Die Entwicklung an der Schuldenfront hat viel mit dem Wirtschaftswachstum seit der Pandemie zu tun. Auch hier haben Musterschüler und Problemländer die Plätze getauscht. Die PIIGS wachsen seit 2020 im Schnitt um 3,7 bis 4,7 Prozent pro Jahr – viel schneller als Deutschland, Österreich und Frankreich.
Zwar haben vor allem die Tourismusländer Spanien, Griechenland, Italien und Portugal in der Pandemie schwere Einbussen hinnehmen müssen. Seither entwickeln sich Europas Süden und Irland aber deutlich besser als der Norden. Spanien ist derzeit gar die Wachstumslokomotive der Eurozone.
Die Volkswirtschaften der PIIGS profitieren vom Aufschwung des Tourismus nach der Pandemie. Die aufgestaute Nachfrage und höhere Ersparnisse befeuerten die Reiselust und führten zu Rekordzahlen an Touristinnen und Touristen.
Ausserdem fliesst der Grossteil der rund 800 Milliarden Euro Hilfsgelder aus dem während der Pandemie gestarteten Wiederaufbauplan der EU in den Süden.

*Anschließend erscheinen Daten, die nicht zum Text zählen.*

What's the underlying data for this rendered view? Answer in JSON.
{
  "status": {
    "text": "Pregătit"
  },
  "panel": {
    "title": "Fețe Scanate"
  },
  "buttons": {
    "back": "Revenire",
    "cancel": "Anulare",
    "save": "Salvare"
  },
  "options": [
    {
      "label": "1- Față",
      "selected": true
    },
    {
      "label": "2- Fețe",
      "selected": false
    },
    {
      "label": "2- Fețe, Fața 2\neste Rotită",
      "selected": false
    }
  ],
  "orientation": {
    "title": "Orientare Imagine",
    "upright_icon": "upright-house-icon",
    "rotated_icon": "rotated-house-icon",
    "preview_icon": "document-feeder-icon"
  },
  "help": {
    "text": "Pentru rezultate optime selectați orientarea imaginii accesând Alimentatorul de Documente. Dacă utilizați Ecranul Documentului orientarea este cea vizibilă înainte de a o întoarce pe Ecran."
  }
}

Österreich und Deutschland sind dagegen viel stärker von der Industrie abhängig, die seit der Pandemie besonders unter schwacher Nachfrage aus China und hohen Energiepreisen leidet.
Österreich muss Mozartkugeln aus Tschechien importieren
In Österreich kumulieren sich die negativen Tendenzen. Die Rezession in Deutschland verschärft die Krise, weil 28 Prozent der österreichischen Exporte zum nördlichen Nachbarn gehen. Die wichtigsten Exportsektoren sind Maschinen, Fahrzeuge, Elektronik und deren Zulieferer, die alle seit längerem unter Nachfrageflaute leiden.
In Österreich werden die meisten Löhne automatisch an die Inflation angepasst. Die Reallöhne haben deshalb im letzten Jahr um rund 5 Prozent zugenommen. Auf der anderen Seite verliert die Industrie an Wettbewerbsfähigkeit, weil die Lohnstückkosten stark gestiegen sind.
Das hat Folgen für die Firmen. Ende letzten Jahres musste der renommierte Motorradhersteller KTM Insolvenz anmelden. Gemäss «Kronen Zeitung» hat der amerikanische Lebensmittelhersteller die Produktion der «echten Salzburger Mozartkugeln» in Österreich eingestellt – sie kommen künftig aus Tschechien.
Gemäss den neusten Prognosen geht es auf absehbare Zeit in der gleichen Richtung weiter. Die Schwäche der Industrie und hohe Energiepreise werden Deutschland und Österreich auch 2025 und 2026 bremsen, sie bleiben weit hinter den Südländern, insbesondere Spanien, zurück.
«Südeuropa bildet ein Gegengewicht zum lethargischen Norden», stellt Harald Preissler fest, Kapitalmarktstratege beim Zürcher Asset-Manager Bantleon. Der Wachstumsvorsprung der USA werde sich weiter vergrössern, erwartet der Internationale Währungsfonds (IWF) in seinem am Freitag veröffentlichten Weltwirtschaftsausblick.
Die Gaspreise in Europa seien mittlerweile etwa fünfmal so hoch wie in den USA. Dazu kommt die erhöhte wirtschaftspolitische Unsicherheit wegen der Wahlen in Deutschland, der Schwierigkeiten der Regierungsbildung in Frankreich und Österreich sowie der Unberechenbarkeit des neuen US-Präsidenten Donald Trump.
Die angedrohten Zölle würden den industrielastigen Norden wesentlich härter treffen als Spanien, Griechenland oder Portugal. Für Deutschland senkt der IWF seine Wachstumsprognose gar von 0,8 auf neu nur noch 0,3 Prozent.